山の駅たかはら 矢板市下伊佐野991-3

  
 

幸福水(湧水) 那須塩原市塩原 県道56号沿

 県道56号沿にある「幸福水(湧水)」です。

   



塩原温泉

【福渡】
 ・坂口屋旅館

  旅館部分は解体、残っていた自宅部分も解体され、更地は駐車場となりました。

   
  

 ・玉乃屋旅館

  かろうじて建物は残っています。

   
 

 ・和泉屋旅館

  文学亭の玄関に木戸がはめられました。
  次第に廃墟となるのか。

    
 

【塩釜】
 ・八峰苑

  更地となった土地は、駐車場となりました。

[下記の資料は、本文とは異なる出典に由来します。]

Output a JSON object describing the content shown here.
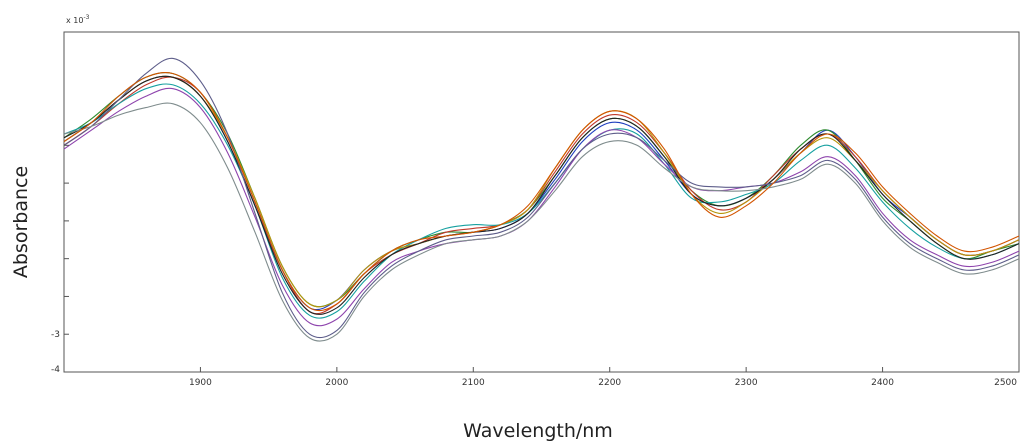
{
  "chart_data": {
    "type": "line",
    "title": "",
    "xlabel": "Wavelength/nm",
    "ylabel": "Absorbance",
    "y_exponent_label": "x 10",
    "y_exponent_power": "-3",
    "xlim": [
      1800,
      2500
    ],
    "ylim": [
      -4,
      5
    ],
    "x_ticks": [
      1900,
      2000,
      2100,
      2200,
      2300,
      2400,
      2500
    ],
    "x_tick_labels": [
      "1900",
      "2000",
      "2100",
      "2200",
      "2300",
      "2400",
      "2500"
    ],
    "y_tick_labels": [
      {
        "value": -3,
        "label": "-3"
      },
      {
        "value": -4,
        "label": "-4"
      }
    ],
    "grid": false,
    "legend": "none",
    "x": [
      1800,
      1820,
      1840,
      1860,
      1880,
      1900,
      1920,
      1940,
      1960,
      1980,
      2000,
      2020,
      2040,
      2060,
      2080,
      2100,
      2120,
      2140,
      2160,
      2180,
      2200,
      2220,
      2240,
      2260,
      2280,
      2300,
      2320,
      2340,
      2360,
      2380,
      2400,
      2420,
      2440,
      2460,
      2480,
      2500
    ],
    "series": [
      {
        "color": "#1f3fbf",
        "values": [
          2.1,
          2.6,
          3.2,
          3.7,
          3.8,
          3.3,
          2.1,
          0.4,
          -1.3,
          -2.3,
          -2.1,
          -1.3,
          -0.8,
          -0.6,
          -0.4,
          -0.3,
          -0.2,
          0.2,
          1.1,
          2.1,
          2.6,
          2.4,
          1.6,
          0.7,
          0.4,
          0.6,
          1.1,
          1.8,
          2.4,
          1.7,
          0.7,
          0.1,
          -0.5,
          -0.9,
          -0.8,
          -0.5
        ]
      },
      {
        "color": "#2e8b2e",
        "values": [
          2.2,
          2.7,
          3.3,
          3.8,
          3.9,
          3.4,
          2.3,
          0.6,
          -1.2,
          -2.2,
          -2.1,
          -1.4,
          -0.8,
          -0.5,
          -0.3,
          -0.3,
          -0.1,
          0.3,
          1.2,
          2.2,
          2.7,
          2.5,
          1.7,
          0.8,
          0.4,
          0.6,
          1.2,
          2.0,
          2.4,
          1.6,
          0.6,
          0.0,
          -0.6,
          -1.0,
          -0.8,
          -0.6
        ]
      },
      {
        "color": "#c0392b",
        "values": [
          2.0,
          2.5,
          3.1,
          3.6,
          3.8,
          3.4,
          2.2,
          0.5,
          -1.3,
          -2.4,
          -2.2,
          -1.4,
          -0.9,
          -0.6,
          -0.3,
          -0.2,
          -0.1,
          0.3,
          1.3,
          2.3,
          2.8,
          2.6,
          1.8,
          0.8,
          0.3,
          0.5,
          1.2,
          1.9,
          2.3,
          1.7,
          0.8,
          0.1,
          -0.5,
          -0.9,
          -0.8,
          -0.5
        ]
      },
      {
        "color": "#16a0a0",
        "values": [
          2.3,
          2.6,
          3.1,
          3.5,
          3.6,
          3.1,
          2.0,
          0.4,
          -1.5,
          -2.5,
          -2.4,
          -1.6,
          -0.9,
          -0.5,
          -0.2,
          -0.1,
          -0.1,
          0.2,
          1.0,
          1.9,
          2.4,
          2.3,
          1.5,
          0.6,
          0.5,
          0.7,
          1.0,
          1.6,
          2.0,
          1.4,
          0.5,
          -0.2,
          -0.7,
          -1.0,
          -0.9,
          -0.6
        ]
      },
      {
        "color": "#8e44ad",
        "values": [
          1.9,
          2.4,
          2.9,
          3.3,
          3.5,
          3.0,
          1.8,
          0.1,
          -1.7,
          -2.7,
          -2.6,
          -1.8,
          -1.1,
          -0.8,
          -0.6,
          -0.5,
          -0.4,
          0.0,
          0.9,
          1.9,
          2.4,
          2.2,
          1.5,
          0.9,
          0.8,
          0.9,
          1.0,
          1.3,
          1.7,
          1.2,
          0.2,
          -0.5,
          -0.9,
          -1.2,
          -1.1,
          -0.8
        ]
      },
      {
        "color": "#b7950b",
        "values": [
          2.1,
          2.6,
          3.2,
          3.7,
          3.8,
          3.3,
          2.2,
          0.6,
          -1.2,
          -2.2,
          -2.1,
          -1.3,
          -0.8,
          -0.6,
          -0.4,
          -0.3,
          -0.1,
          0.3,
          1.4,
          2.4,
          2.9,
          2.7,
          1.8,
          0.7,
          0.2,
          0.5,
          1.1,
          1.8,
          2.2,
          1.6,
          0.8,
          0.1,
          -0.5,
          -0.9,
          -0.8,
          -0.5
        ]
      },
      {
        "color": "#222222",
        "values": [
          2.2,
          2.6,
          3.2,
          3.7,
          3.8,
          3.3,
          2.1,
          0.4,
          -1.4,
          -2.4,
          -2.3,
          -1.5,
          -0.9,
          -0.6,
          -0.4,
          -0.3,
          -0.2,
          0.2,
          1.2,
          2.2,
          2.7,
          2.5,
          1.7,
          0.7,
          0.4,
          0.6,
          1.1,
          1.9,
          2.3,
          1.6,
          0.7,
          0.0,
          -0.6,
          -1.0,
          -0.9,
          -0.6
        ]
      },
      {
        "color": "#5d5d8a",
        "values": [
          2.0,
          2.5,
          3.2,
          3.9,
          4.3,
          3.7,
          2.3,
          0.2,
          -1.9,
          -3.0,
          -2.9,
          -1.9,
          -1.2,
          -0.8,
          -0.5,
          -0.4,
          -0.3,
          0.1,
          1.0,
          1.9,
          2.3,
          2.2,
          1.6,
          1.0,
          0.9,
          0.9,
          1.0,
          1.2,
          1.6,
          1.1,
          0.1,
          -0.6,
          -1.0,
          -1.3,
          -1.2,
          -0.9
        ]
      },
      {
        "color": "#7f8c8d",
        "values": [
          2.3,
          2.5,
          2.8,
          3.0,
          3.1,
          2.6,
          1.4,
          -0.3,
          -2.1,
          -3.1,
          -3.0,
          -2.0,
          -1.3,
          -0.9,
          -0.6,
          -0.5,
          -0.4,
          0.0,
          0.8,
          1.7,
          2.1,
          2.0,
          1.4,
          0.9,
          0.8,
          0.8,
          0.9,
          1.1,
          1.5,
          1.0,
          0.0,
          -0.7,
          -1.1,
          -1.4,
          -1.3,
          -1.0
        ]
      },
      {
        "color": "#d35400",
        "values": [
          2.1,
          2.6,
          3.3,
          3.8,
          3.9,
          3.4,
          2.2,
          0.5,
          -1.3,
          -2.3,
          -2.2,
          -1.4,
          -0.8,
          -0.5,
          -0.4,
          -0.3,
          -0.1,
          0.4,
          1.4,
          2.4,
          2.9,
          2.7,
          1.9,
          0.7,
          0.1,
          0.4,
          1.0,
          1.8,
          2.3,
          1.8,
          0.9,
          0.2,
          -0.4,
          -0.8,
          -0.7,
          -0.4
        ]
      }
    ]
  }
}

なんか虚しいです。

   
 

 ・七ツ岩園地足湯

  誰もいないのでのんびり足湯。栃木県発の足湯(平成14年)の歴史があります。

   
 

【畑下】
 ・湧花庵

  営業していません。休館か閉館か不明。HPが消失したので閉館と推測。

   
 

【門前】
 ・門前の湯

  引き続き、オープンの雰囲気なし。
 

【古町】

 ・温泉むすめ

   
 

 ・ゆとりろ那須塩原

  看板変わりました。

     
 

【上塩原】
 ・そば処延四郎

  営業していました。

   



要金寺 那須塩原市金沢787

 横断道路沿の石碑群に、湯殿山の文字があったので寄りました。
 月念仏供養塔や十九夜塔、湯殿山供養塔などがあります。
 

<湯殿山永代月参供養塔>

 寛政六甲寅年(1794)と記銘。

    
 

<境内>

 要金寺は池があったりと小奇麗にまとまったお寺でした。

     



矢板温泉まことの湯 矢板市館ノ川町695-28

 2020年12月28日にポンプ故障で休業していましたが、食堂は再開。
 温泉は内湯のみで様子見しながらのモニター営業のようです。
 露天風呂に入れないので割引料金とブログにありましたが、
 行ってみると無料で開放していますとのことで、内湯に入浴しました。

 湯温計が41℃を表示していました。
 本来は熱い矢板温泉ですが、以前の湯量が確保できず内湯のみの対応で、
 湯温は適温、自分的には良かったです。

    

     
 

<足湯>

 足湯にはお湯なし。

    
 

<分析書>

    

    
 

 内湯だけでも十分満足できるんですが、露天風呂のかけ流しにこだわっておられると感じました。
 ちなみにカランも源泉です。

    
 

 現在、十分な湯量が確保できず、露天風呂は空です。
 露天風呂に熱い源泉が満たされていたのは今にして思えば素晴らしい。